И уже совсем было странно увидеть выходящую из ворот обсерватории стайку студентов-практикантов — совсем как в прошлые, такие обычные, такие спокойные годы. Студенты весело здоровались со своим профессором. А он на них глядел с удивлением.
В своем большом директорском кабинете Штернберг открыл шкаф, в котором держал одежду для полевых занятий. Не спеша переоделся так, как будто собирался ехать далеко в осеннюю экспедицию.
Он сел за стол, неторопливо разобрал бумаги, некоторые подписал, другие отложил в сторону. Потом своим быстрым почерком написал еще одно письмо, выбрал плотный коленкоровый конверт и запечатал его. Надписал: «Вскрыть в случае моей смерти» — и жирно подчеркнул. Потом положил пакет в ящик стола. Позвонил в колокольчик и попросил вошедшего служителя позвать к нему астронома-наблюдателя Сергея Николаевича Блажко. Достал из нижнего ящика стола наган и спрятал в карман кожаных брюк.
Пришедший Блажко удивленно и недовольно посмотрел на директора обсерватории. На кожаный костюм, высокие грубые сапоги, меховой жилет.

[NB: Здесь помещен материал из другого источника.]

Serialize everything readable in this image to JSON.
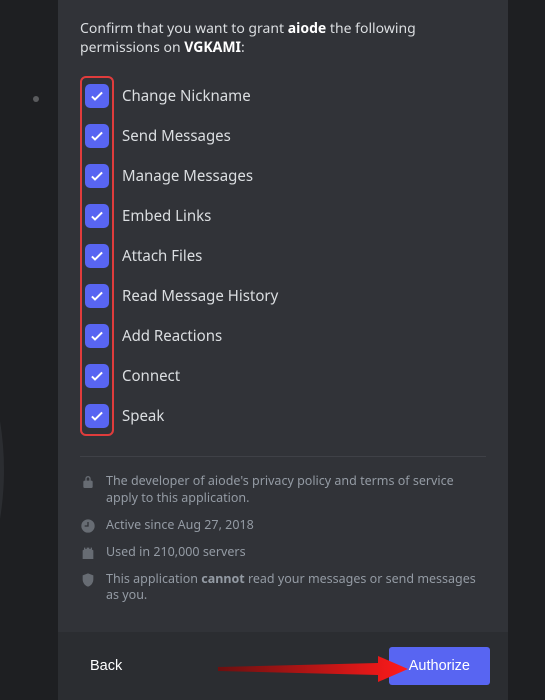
{
  "confirm": {
    "prefix": "Confirm that you want to grant ",
    "app_name": "aiode",
    "middle": " the following permissions on ",
    "server_name": "VGKAMI",
    "suffix": ":"
  },
  "permissions": [
    {
      "label": "Change Nickname",
      "checked": true
    },
    {
      "label": "Send Messages",
      "checked": true
    },
    {
      "label": "Manage Messages",
      "checked": true
    },
    {
      "label": "Embed Links",
      "checked": true
    },
    {
      "label": "Attach Files",
      "checked": true
    },
    {
      "label": "Read Message History",
      "checked": true
    },
    {
      "label": "Add Reactions",
      "checked": true
    },
    {
      "label": "Connect",
      "checked": true
    },
    {
      "label": "Speak",
      "checked": true
    }
  ],
  "info": {
    "privacy": "The developer of aiode's privacy policy and terms of service apply to this application.",
    "active": "Active since Aug 27, 2018",
    "servers": "Used in 210,000 servers",
    "security_prefix": "This application ",
    "security_cannot": "cannot",
    "security_suffix": " read your messages or send messages as you."
  },
  "footer": {
    "back": "Back",
    "authorize": "Authorize"
  },
  "colors": {
    "accent": "#5865f2",
    "highlight_border": "#e03c3c"
  }
}
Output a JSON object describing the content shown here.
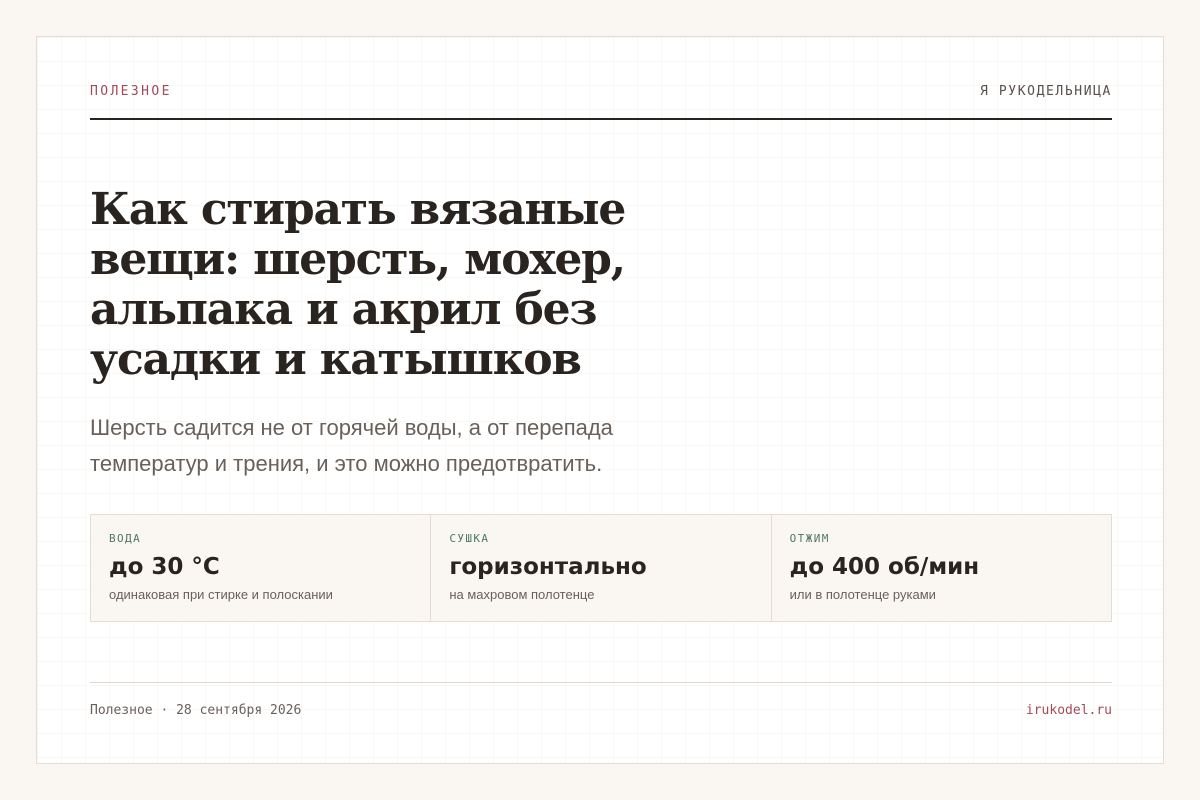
{
  "header": {
    "kicker": "ПОЛЕЗНОЕ",
    "brand": "Я РУКОДЕЛЬНИЦА"
  },
  "article": {
    "title": "Как стирать вязаные вещи: шерсть, мохер, альпака и акрил без усадки и катышков",
    "lead": "Шерсть садится не от горячей воды, а от перепада температур и трения, и это можно предотвратить."
  },
  "stats": [
    {
      "label": "ВОДА",
      "value": "до 30 °C",
      "note": "одинаковая при стирке и полоскании"
    },
    {
      "label": "СУШКА",
      "value": "горизонтально",
      "note": "на махровом полотенце"
    },
    {
      "label": "ОТЖИМ",
      "value": "до 400 об/мин",
      "note": "или в полотенце руками"
    }
  ],
  "footer": {
    "meta": "Полезное · 28 сентября 2026",
    "site": "irukodel.ru"
  },
  "colors": {
    "accent": "#a24a5a",
    "label_green": "#4e7a62",
    "text": "#2a2420",
    "muted": "#6a605a",
    "background": "#faf6f2"
  }
}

— Обрадовался, Павел Карлович, узнав, что приехали, наконец, в обсерваторию. А теперь вижу, что нечему радоваться. Не работать вы приехали, а прощаться с работой. Вон как оделись!
— Для работы оделся, Сергей Николаевич, для работы! Я вам всегда говорил, что для ученого самое главное — вовремя выбрать основное направление работы. Вот и мне пришлось сейчас выбрать. Когда сюда вернусь и вернусь ли, не могу ничего сказать. Самые необходимые бумаги я подписал и оставил на столе. Передавать вам дела некогда, да и незачем. Почти четверть века вы здесь, все вам знакомо до последнего гвоздя. Вам и заместить меня. В случае чего.

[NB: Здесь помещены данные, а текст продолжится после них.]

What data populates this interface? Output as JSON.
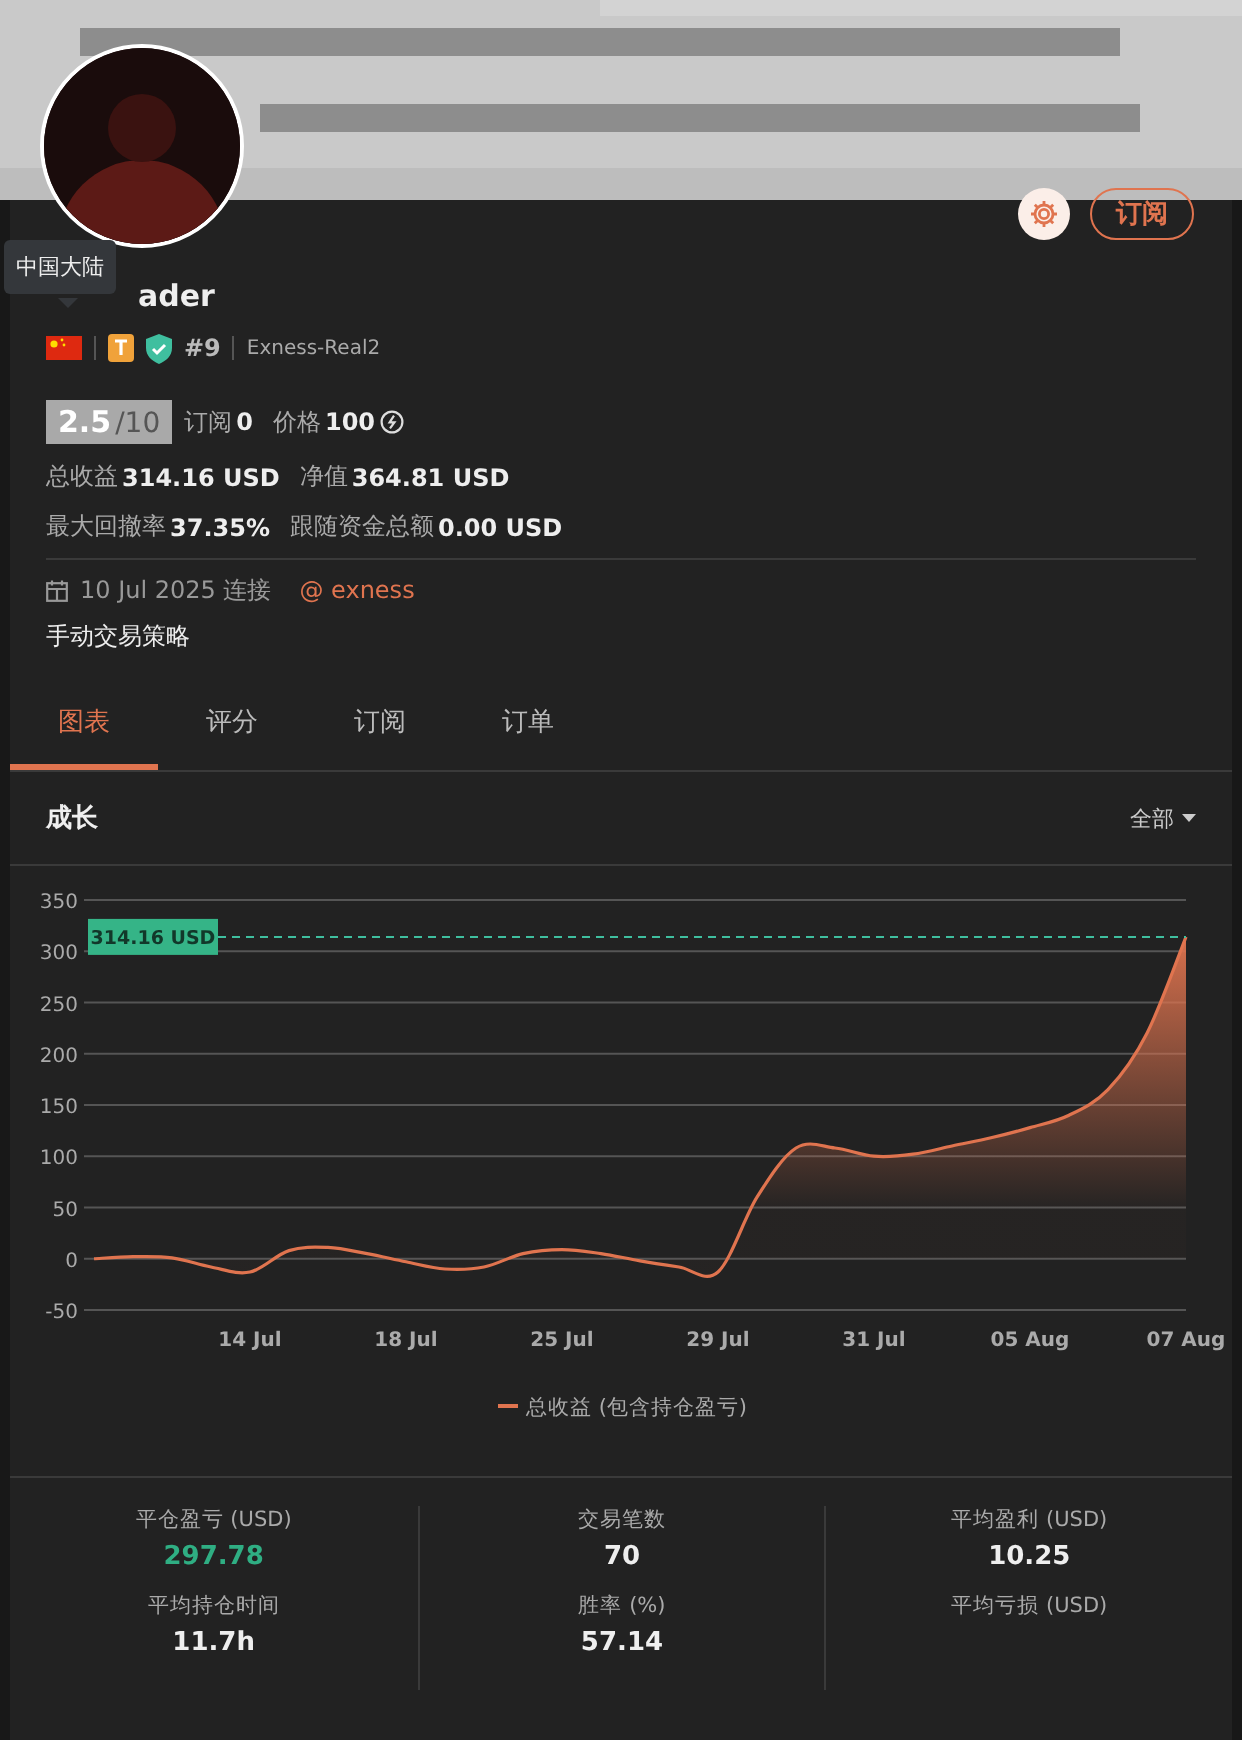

— Павел Карлович! Хочу вам сказать не как помощник, а как сотоварищ. Мы почти ровесники: мне под пятьдесят, вам за пятьдесят... Оставьте это!
— Что «это»?
— Не про политику я, не про ваши политические убеждения. Они — дело каждого. А я про вот это — про то, куда вы отправляетесь! Про револьвер, что торчит у вас в кармане, про всякие там бомбы, баррикады, отряды... Не одобряю я это! И если уж дойдет до этого, то пусть занимаются этим молодые...
— Совесть — она и в старости нужна, Сергей Николаевич. И меня уж, во всяком случае, никто не сможет упрекнуть, что я посылал молодых драться, а сам отсиживался в обсерваторской башне. Ну, да ладно. Вспомните, Сергей Николаевич, как почти двенадцать лет назад вы меня везли на извозчике с Николаевского вокзала через сожженную Москву и плакали, вспоминая убитых женщин и детей. Не хочу, чтобы это повторилось! Не хочу! А они за свои имения и фабрики, за свою сладкую жизнь готовы на любые преступления, готовы всех передавить! Чем видеть это, лучше, как говорится, в чистом поле голову сложить... Ну, все! Счастливо вам оставаться!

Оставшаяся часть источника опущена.